En 1964, Gysin fait une exposition personnelle à Tanger, présentée par William Burroughs . Les
grilles de Brion Gysin, qui combinent l'horizontalité de la graphie arabe et la verticalité de
l'écriture japonaise, servent souvent de support à ses propres textes ou à ceux de William
Burroughs, comme dans "The Third Mind" ("Le Tiers Esprit" : Flammarion).
La Machine à rêver
Inventée en 1969 par l'occultiste et inventeur de la méthode des cut-ups, Brion Gysin, en
collaboration avec le mathématicien Ian Sommerville, la Machine à rêver est la première machine
crée par l'homme à optimiser la connexion nerf optique - REM..
Ondes alpha : les élément d'Henri Corbin
Les effets de la Machine à rêver ont été décrits en détail au cours du XX° siècle par Henri Corbin
qui a rassemblé les données de théosophes du moyen âge dans son livre "L'Homme de Lumière
dans le soufisme iranien".
La vision de ces photismes lumineux y est associée au développement de l'organisme subtil, le
corps de résurrection:
"La physiologie de l'homme de lumière, dont la croissance s'accompagne de photismes colorés
ayant chacun une signification mystique précise, est solidaire d'une doctrine générale des couleurs
et de l'expérience même de la couleur."(p. 22)
"Il semble que Najmodidîn Kobra soit le premier d'entre les maîtres du soufisme à avoir fixé son
attention sur les phénomènes de couleur, les photismes colorés, que le mystique peut percevoir au
cours de ses états spirituels. Ces lumières colorées, il s'est attaché à les décrire et à les interpréter en
tant qu'indices révélateurs de l'état du mystique et de son degré d'avancement spirituel. Quelquesuns des plus grands maîtres du soufisme iranien issus de cette école d'Asie centrale, notamment
Najm Dâyeh Razï, son disciple direct, et Alâoddawleh Semnani qui suit sa tarîqat (itinéraire
mystique), ont à leur tour illustré cette méthode expérimentale de contrôle spirituel, laquelle
implique en même temps une valorisation du symbolisme des couleurs et de leurs mutations...

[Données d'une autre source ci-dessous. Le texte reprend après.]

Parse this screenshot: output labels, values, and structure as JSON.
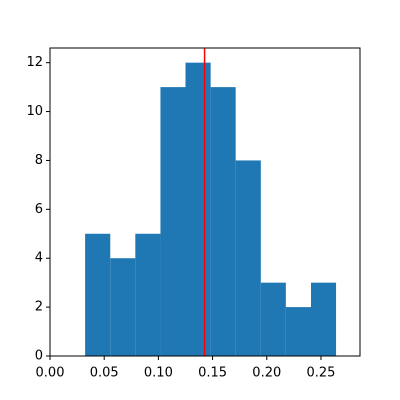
{
  "chart_data": {
    "type": "histogram",
    "bins": [
      0.0324,
      0.0556,
      0.0787,
      0.1019,
      0.125,
      0.1482,
      0.1713,
      0.1945,
      0.2176,
      0.2408,
      0.2639
    ],
    "values": [
      5,
      4,
      5,
      11,
      12,
      11,
      8,
      3,
      2,
      3
    ],
    "color": "#1f77b4",
    "vline": {
      "value": 0.1426,
      "color": "#ff0000"
    },
    "xlim": [
      0,
      0.286
    ],
    "xticks": [
      {
        "value": 0,
        "label": "0.00"
      },
      0.05,
      {
        "value": 0.1,
        "label": "0.10"
      },
      0.15,
      {
        "value": 0.2,
        "label": "0.20"
      },
      0.25
    ],
    "ylim": [
      0,
      12.6
    ],
    "yticks": [
      0,
      2,
      4,
      6,
      8,
      10,
      12
    ]
  }
}
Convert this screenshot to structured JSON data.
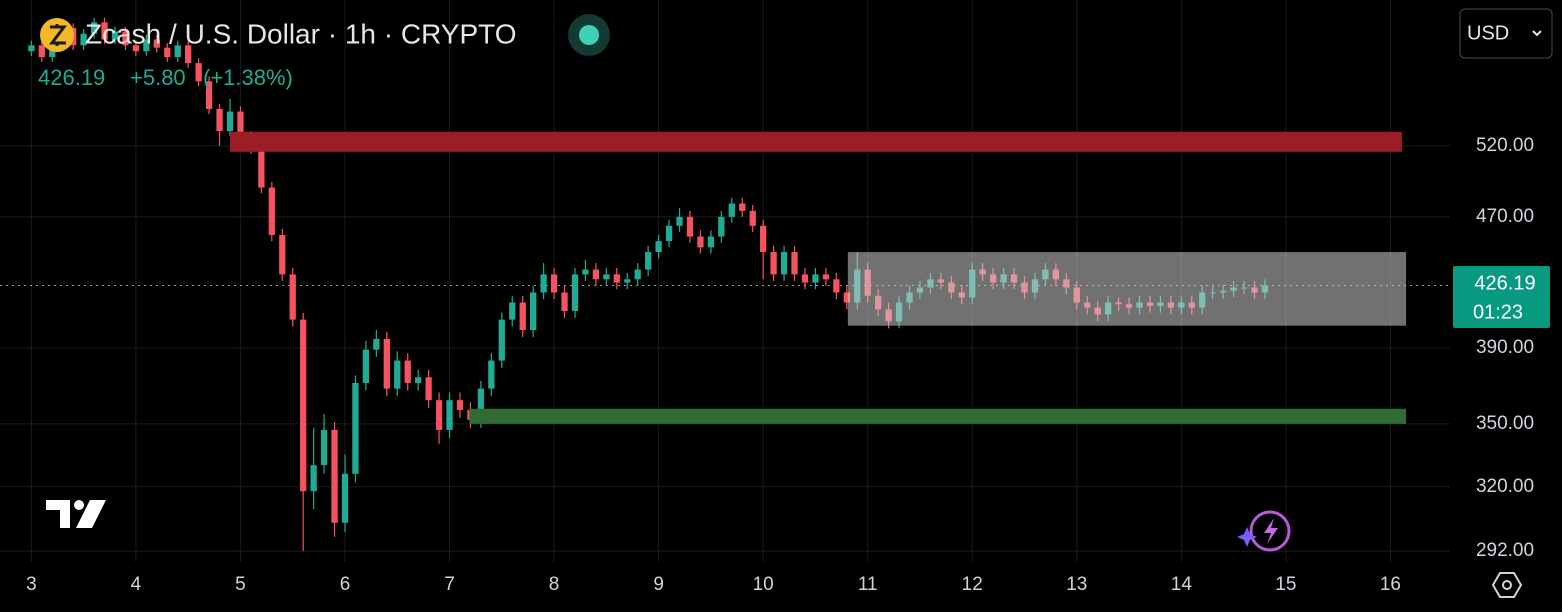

Il ne s'agit pas de perceptions physiques; à plusieurs reprises, Najm Kobrâ fait allusion à ces
lumières colorées comme à quelque chose que l'on voit "en fermant les yeux". Il s'agit de quelque
chose qui ressortit à la perception d'une aura. Il y a, certes, affinité et correspondance entre
couleurs physiques et couleurs auriques (ou aurales, "aurorales"), en ce sens que les couleurs
physiques possèdent elles-mêmes une quantité morale et spirituelle à laquelle correspond, "avec
laquelle symbolise", ce qu'exprime l'aura. C'est précisément cette correspondance, ce symbolisme,
qui permet à un maître spirituel de disposer d'un moyen de contrôle par lequel discriminer ces
perceptions suprasensibles de ce que nous appellerions aujourd'hui des "hallucinations".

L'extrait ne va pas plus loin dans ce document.